Locally advanced
rectal cancer is typically treated with
chemoradiotherapy followed by surgery. Most patients do not display a complete response to
chemoradiotherapy, but resistance mechanisms are poorly understood.
ST6GAL-1 is a
sialyltransferase that adds the negatively charged
sugar,
sialic acid (Sia), to
cell surface proteins in the Golgi, altering their function. We therefore hypothesized that
ST6GAL-1 could mediate resistance to chemoradiation in
rectal cancer by inhibiting apoptosis. Patient-derived xenograft and organoid models of
rectal cancer and
rectal cancer cell lines were assessed for
ST6GAL-1 protein with and without chemoradiation treatment.

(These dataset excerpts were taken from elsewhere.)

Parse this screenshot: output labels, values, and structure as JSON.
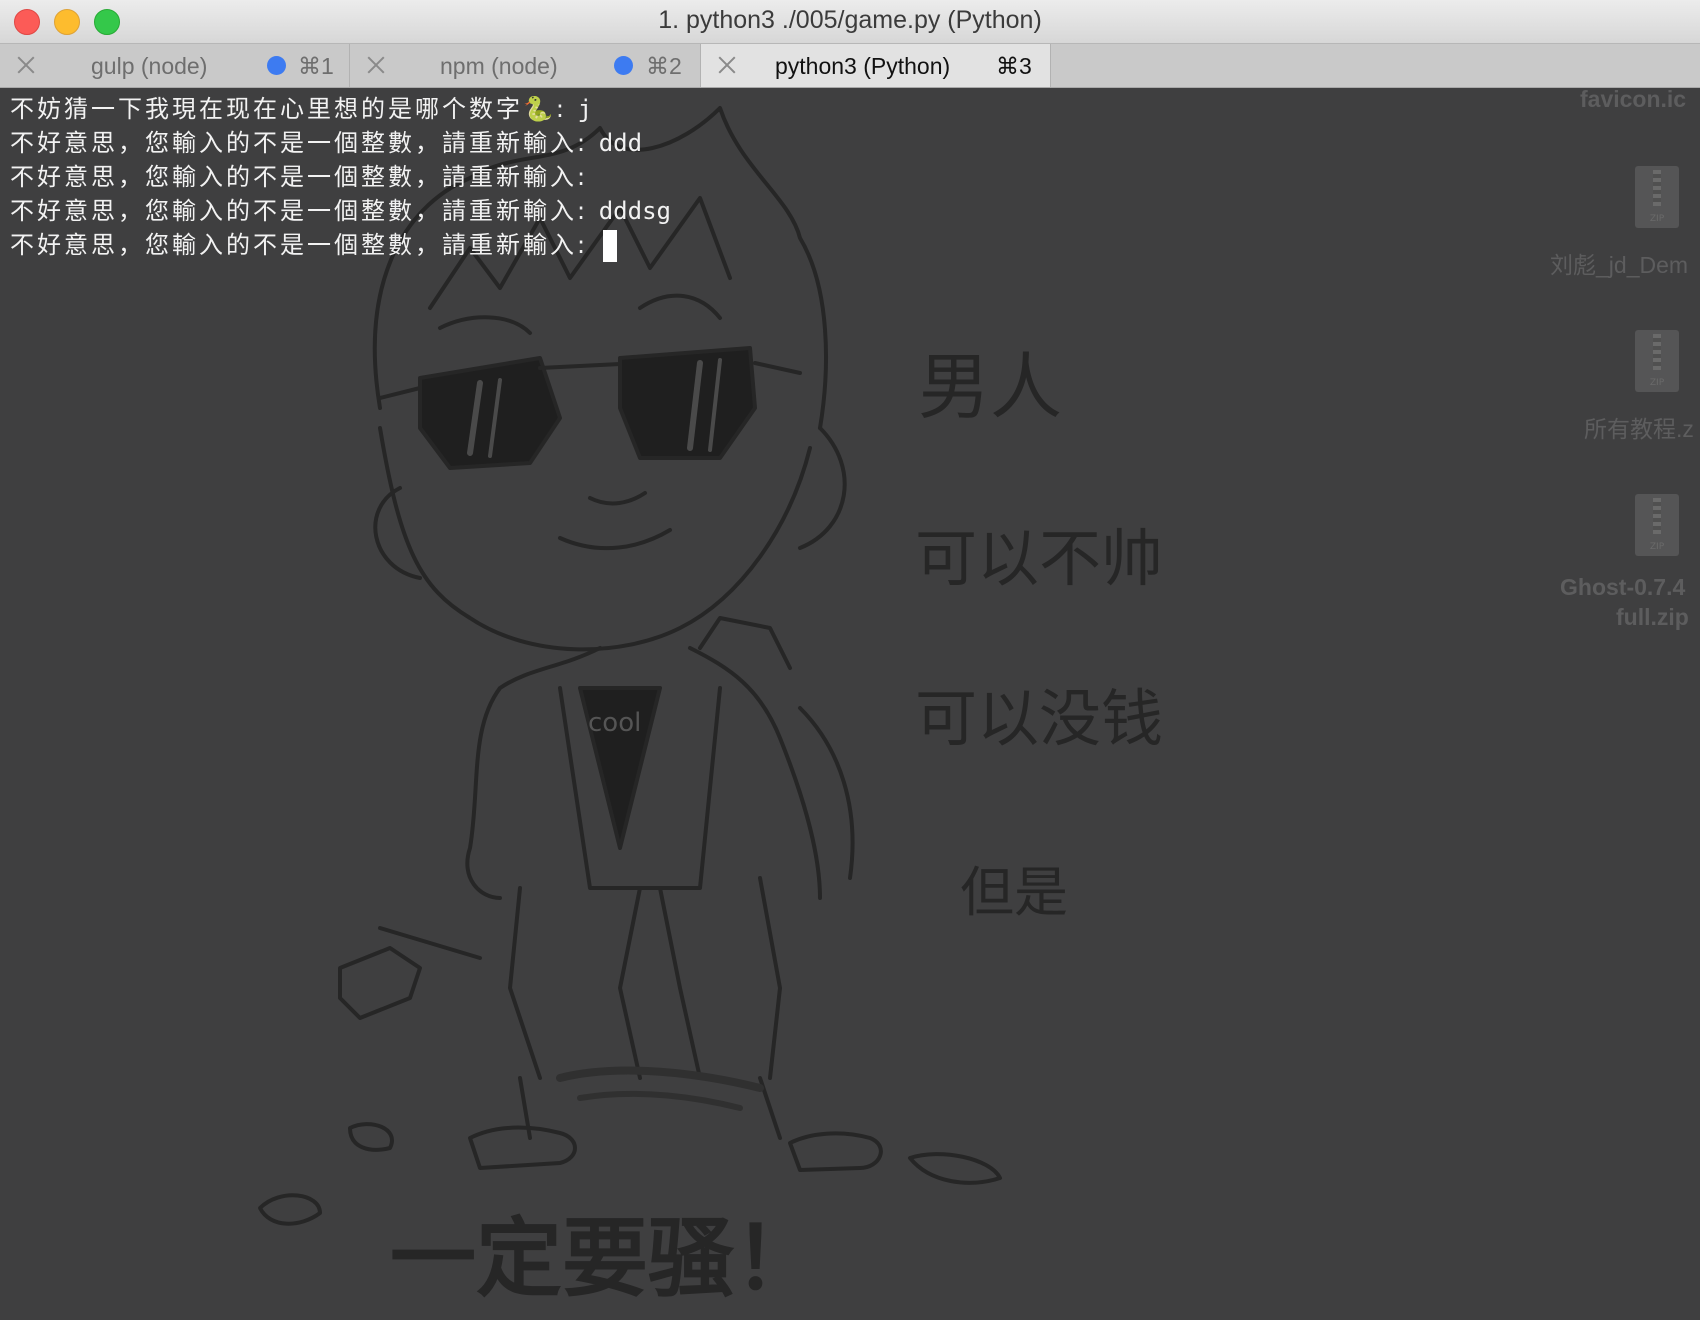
{
  "window": {
    "title": "1. python3 ./005/game.py (Python)"
  },
  "tabs": [
    {
      "label": "gulp (node)",
      "key": "⌘1",
      "active": false,
      "has_dot": true
    },
    {
      "label": "npm (node)",
      "key": "⌘2",
      "active": false,
      "has_dot": true
    },
    {
      "label": "python3 (Python)",
      "key": "⌘3",
      "active": true,
      "has_dot": false
    }
  ],
  "terminal": {
    "lines": [
      {
        "prompt": "不妨猜一下我現在现在心里想的是哪个数字",
        "emoji": "🐍",
        "sep": ": ",
        "input": "j"
      },
      {
        "prompt": "不好意思，您輸入的不是一個整數，請重新輸入",
        "sep": ": ",
        "input": "ddd"
      },
      {
        "prompt": "不好意思，您輸入的不是一個整數，請重新輸入",
        "sep": ": ",
        "input": ""
      },
      {
        "prompt": "不好意思，您輸入的不是一個整數，請重新輸入",
        "sep": ": ",
        "input": "dddsg"
      },
      {
        "prompt": "不好意思，您輸入的不是一個整數，請重新輸入",
        "sep": ": ",
        "input": ""
      }
    ]
  },
  "desktop_icons": [
    {
      "label": "favicon.ic",
      "icon": "image-file-icon"
    },
    {
      "label": "刘彪_jd_Dem",
      "icon": "zip-file-icon"
    },
    {
      "label": "所有教程.z",
      "icon": "zip-file-icon"
    },
    {
      "label": "Ghost-0.7.4",
      "label2": "full.zip",
      "icon": "zip-file-icon"
    }
  ],
  "wallpaper_text": {
    "line1": "男人",
    "line2": "可以不帅",
    "line3": "可以没钱",
    "line4": "但是",
    "line5": "一定要骚！",
    "shirt": "cool"
  },
  "colors": {
    "terminal_bg": "#3f3f40",
    "text": "#f2f2f2",
    "tab_dot": "#3d7bf1",
    "close": "#fc5b57",
    "minimize": "#fdbc2e",
    "maximize": "#34c84a"
  }
}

ST6GAL-1 mRNA was assessed in untreated human rectal
adenocarcinoma by PCR assays. Samples were further assessed by Western blotting,
Caspase-Glo apoptosis assays, and colony formation assays. The presence of functional
ST6GAL-1 was assessed via flow cytometry using the Sambucus nigra
lectin, which specifically binds cell surface α2,6-linked Sia, and via
lectin precipitation. In patient-derived xenograft models of
rectal cancer, we found that
ST6GAL-1 protein was increased after chemoradiation in a subset of samples.

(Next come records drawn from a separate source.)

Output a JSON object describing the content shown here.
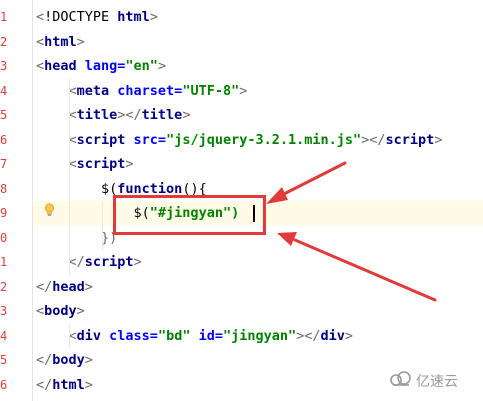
{
  "editor": {
    "line_numbers": [
      "1",
      "2",
      "3",
      "4",
      "5",
      "6",
      "7",
      "8",
      "9",
      "0",
      "1",
      "2",
      "3",
      "4",
      "5",
      "6"
    ],
    "lines": [
      [
        {
          "t": "<",
          "c": "punct"
        },
        {
          "t": "!DOCTYPE ",
          "c": "plain"
        },
        {
          "t": "html",
          "c": "tag"
        },
        {
          "t": ">",
          "c": "punct"
        }
      ],
      [
        {
          "t": "<",
          "c": "punct"
        },
        {
          "t": "html",
          "c": "tag"
        },
        {
          "t": ">",
          "c": "punct"
        }
      ],
      [
        {
          "t": "<",
          "c": "punct"
        },
        {
          "t": "head ",
          "c": "tag"
        },
        {
          "t": "lang=",
          "c": "attr"
        },
        {
          "t": "\"en\"",
          "c": "str"
        },
        {
          "t": ">",
          "c": "punct"
        }
      ],
      [
        {
          "t": "    <",
          "c": "punct"
        },
        {
          "t": "meta ",
          "c": "tag"
        },
        {
          "t": "charset=",
          "c": "attr"
        },
        {
          "t": "\"UTF-8\"",
          "c": "str"
        },
        {
          "t": ">",
          "c": "punct"
        }
      ],
      [
        {
          "t": "    <",
          "c": "punct"
        },
        {
          "t": "title",
          "c": "tag"
        },
        {
          "t": "></",
          "c": "punct"
        },
        {
          "t": "title",
          "c": "tag"
        },
        {
          "t": ">",
          "c": "punct"
        }
      ],
      [
        {
          "t": "    <",
          "c": "punct"
        },
        {
          "t": "script ",
          "c": "tag"
        },
        {
          "t": "src=",
          "c": "attr"
        },
        {
          "t": "\"js/jquery-3.2.1.min.js\"",
          "c": "str"
        },
        {
          "t": "></",
          "c": "punct"
        },
        {
          "t": "script",
          "c": "tag"
        },
        {
          "t": ">",
          "c": "punct"
        }
      ],
      [
        {
          "t": "    <",
          "c": "punct"
        },
        {
          "t": "script",
          "c": "tag"
        },
        {
          "t": ">",
          "c": "punct"
        }
      ],
      [
        {
          "t": "        $(",
          "c": "plain"
        },
        {
          "t": "function",
          "c": "kw"
        },
        {
          "t": "(){",
          "c": "plain"
        }
      ],
      [
        {
          "t": "            $(",
          "c": "plain"
        },
        {
          "t": "\"#jingyan",
          "c": "str"
        },
        {
          "t": "\")",
          "c": "str"
        }
      ],
      [
        {
          "t": "        })",
          "c": "punct"
        }
      ],
      [
        {
          "t": "    </",
          "c": "punct"
        },
        {
          "t": "script",
          "c": "tag"
        },
        {
          "t": ">",
          "c": "punct"
        }
      ],
      [
        {
          "t": "</",
          "c": "punct"
        },
        {
          "t": "head",
          "c": "tag"
        },
        {
          "t": ">",
          "c": "punct"
        }
      ],
      [
        {
          "t": "<",
          "c": "punct"
        },
        {
          "t": "body",
          "c": "tag"
        },
        {
          "t": ">",
          "c": "punct"
        }
      ],
      [
        {
          "t": "    <",
          "c": "punct"
        },
        {
          "t": "div ",
          "c": "tag"
        },
        {
          "t": "class=",
          "c": "attr"
        },
        {
          "t": "\"bd\" ",
          "c": "str"
        },
        {
          "t": "id=",
          "c": "attr"
        },
        {
          "t": "\"jingyan\"",
          "c": "str"
        },
        {
          "t": "></",
          "c": "punct"
        },
        {
          "t": "div",
          "c": "tag"
        },
        {
          "t": ">",
          "c": "punct"
        }
      ],
      [
        {
          "t": "</",
          "c": "punct"
        },
        {
          "t": "body",
          "c": "tag"
        },
        {
          "t": ">",
          "c": "punct"
        }
      ],
      [
        {
          "t": "</",
          "c": "punct"
        },
        {
          "t": "html",
          "c": "tag"
        },
        {
          "t": ">",
          "c": "punct"
        }
      ]
    ],
    "current_line_index": 8
  },
  "watermark": {
    "text": "亿速云"
  },
  "colors": {
    "annotation_red": "#e03a3a",
    "line_number": "#d9413b",
    "tag": "#000080",
    "attribute": "#0000ff",
    "string": "#008000"
  },
  "icons": {
    "gutter_hint": "lightbulb-icon",
    "watermark_logo": "cloud-logo-icon"
  }
}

Rectal cancer cell lines demonstrated increased
ST6GAL-1 protein and cell surface Sia after chemoradiation.
ST6GAL-1 was also increased in
rectal cancer organoids
after treatment.
ST6GAL-1 knockdown in
rectal cancer cell lines resulted in increased apoptosis and decreased survival
after treatment. We concluded that
ST6GAL-1 promotes resistance to
chemoradiotherapy by inhibiting apoptosis in
rectal cancer cell lines. More research will be needed to further elucidate the importance and mechanism of ST6GAL-1-mediated resistance.